On January 28, 2016 people living at the Jersey Shore felt a shake. New Jersey, like most Mid-Atlantic states, has a relatively low probability of earthquakes, especially compared to a place like California. Despite the probability, the ground shook, sensors felt it, and earthquakes were reported to the United States Geological Survey’s (USGS) National Earthquake Information Center.

But if you were in the area, you probably saw some fighter jets fly overhead just as the ground began shaking because it wasn’t actually an earthquake that took place. What residents in NJ felt was a sonic boom, a phenomenon caused when an object exceeds the speed of sound. Even though it’s not an earthquake, those shock waves can be powerful enough to create seismic activity.

Reporting earthquakes: A human-computer interaction

I learned about this incident after visiting the National Earthquake Information Center’s web team at their office on the Colorado School of Mines campus in Golden, CO. I wanted to learn about this open source team’s role in public service, and they were happy to explain what happens whenever the earth shakes.

Here’s the rundown: When the ground shakes, sensors and humans around the world send reports to the USGS, kicking off a chain of events (described in this PDF) to alert scientists and the public about what happened and where, whether it was likely an earthquake, and what the economic and human impact might be. Our understanding of the event then becomes more accurate as more and more data trickle in. Large earthquakes can cause hundreds of millions of dollars in damage, take hundreds of lives, and trigger other disasters like fires and tsunami. Earthquakes are unpredictable. When they happen people need information fast. So when a big earthquake hits, the web team must have a tough day, right?
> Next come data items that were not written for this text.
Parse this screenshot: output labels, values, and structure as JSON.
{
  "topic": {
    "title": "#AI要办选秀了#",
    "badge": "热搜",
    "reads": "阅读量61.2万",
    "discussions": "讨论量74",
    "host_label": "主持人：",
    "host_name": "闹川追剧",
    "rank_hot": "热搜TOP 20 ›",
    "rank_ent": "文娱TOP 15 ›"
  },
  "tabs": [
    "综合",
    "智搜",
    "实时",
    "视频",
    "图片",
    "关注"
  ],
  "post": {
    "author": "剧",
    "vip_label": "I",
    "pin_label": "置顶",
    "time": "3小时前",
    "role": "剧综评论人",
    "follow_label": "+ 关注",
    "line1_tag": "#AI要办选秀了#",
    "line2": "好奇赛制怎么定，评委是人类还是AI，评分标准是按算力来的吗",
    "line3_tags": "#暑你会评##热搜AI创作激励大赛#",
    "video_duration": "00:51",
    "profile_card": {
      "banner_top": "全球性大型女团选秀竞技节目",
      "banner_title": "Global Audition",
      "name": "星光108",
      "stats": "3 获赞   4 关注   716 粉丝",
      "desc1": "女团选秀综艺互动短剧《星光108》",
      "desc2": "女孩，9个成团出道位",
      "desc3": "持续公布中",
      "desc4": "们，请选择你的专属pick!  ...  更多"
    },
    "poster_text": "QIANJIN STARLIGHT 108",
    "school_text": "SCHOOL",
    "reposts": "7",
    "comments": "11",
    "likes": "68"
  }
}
“Not really,” said Lynda Lastowka with a smile, “not anymore anyway. Everybody else does.”

Not too long ago, this team of six would have had a bad day keeping this system alive during a significant event. According to their web analytics data, they can see up to 20 thousand requests per second starting in an earthquake’s first five minutes. That’s 6 million page loads in five minutes, 2 million more than they’ve seen so far in the last 30 days.

The site is typically the top domain within the U.S. Interior and received more than 3 million pageviews in the last 30 days; second only to the National Park Service within Interior’s vast array of online offerings.

“With a product or a startup, you can kind of predict when you’re going to have a big day and spin up some more servers,” Eric Martinez from the earthquakes team told me. “For us, we could have that big day right now.”

A larger part of the team’s work is replacing legacy pieces of the system that were developed long ago and never supposed to make it into production. That is not always an easy task, and it’s even harder to open source these systems. For example, one system is a script that generates and then calls a series of other scripts.

“And the best part,” Martinez said, “is that all those intermediary scripts get deleted at the end.” This system wasn’t designed so much as it was assembled over time to automate or process things for the earthquake team.

As they attempt to update this system, they’re starting with the most important processes and making them better. They find that being open and working iteratively helps set expectations for their customers in the USGS and for their end users, too. Those end users range from members of the public to engineers who have to plan buildings in earthquake-prone areas. If the team fix a bug, they release it publicly so that everyone can see the immediate progress rather than trying to keep lots of different people up to speed over individual emails.

The benefits of open source narrative often focuses on contributions and reuse of software, and the earthquakes team definitely does that. A lesser told story, though, is around the benefits gained from the hyper transparency of working in the open. As we saw at the EPA, working openly helps keep the earthquake team’s primary users and stakeholders informed while also providing a public record of how the system works. When working with a system as important as earthquake information, the public needs to be able to verify the system’s accuracy and trust that problems will get fixed. Working in the open does both and lets the team focus on making sure the public is getting the best information available, as soon as possible.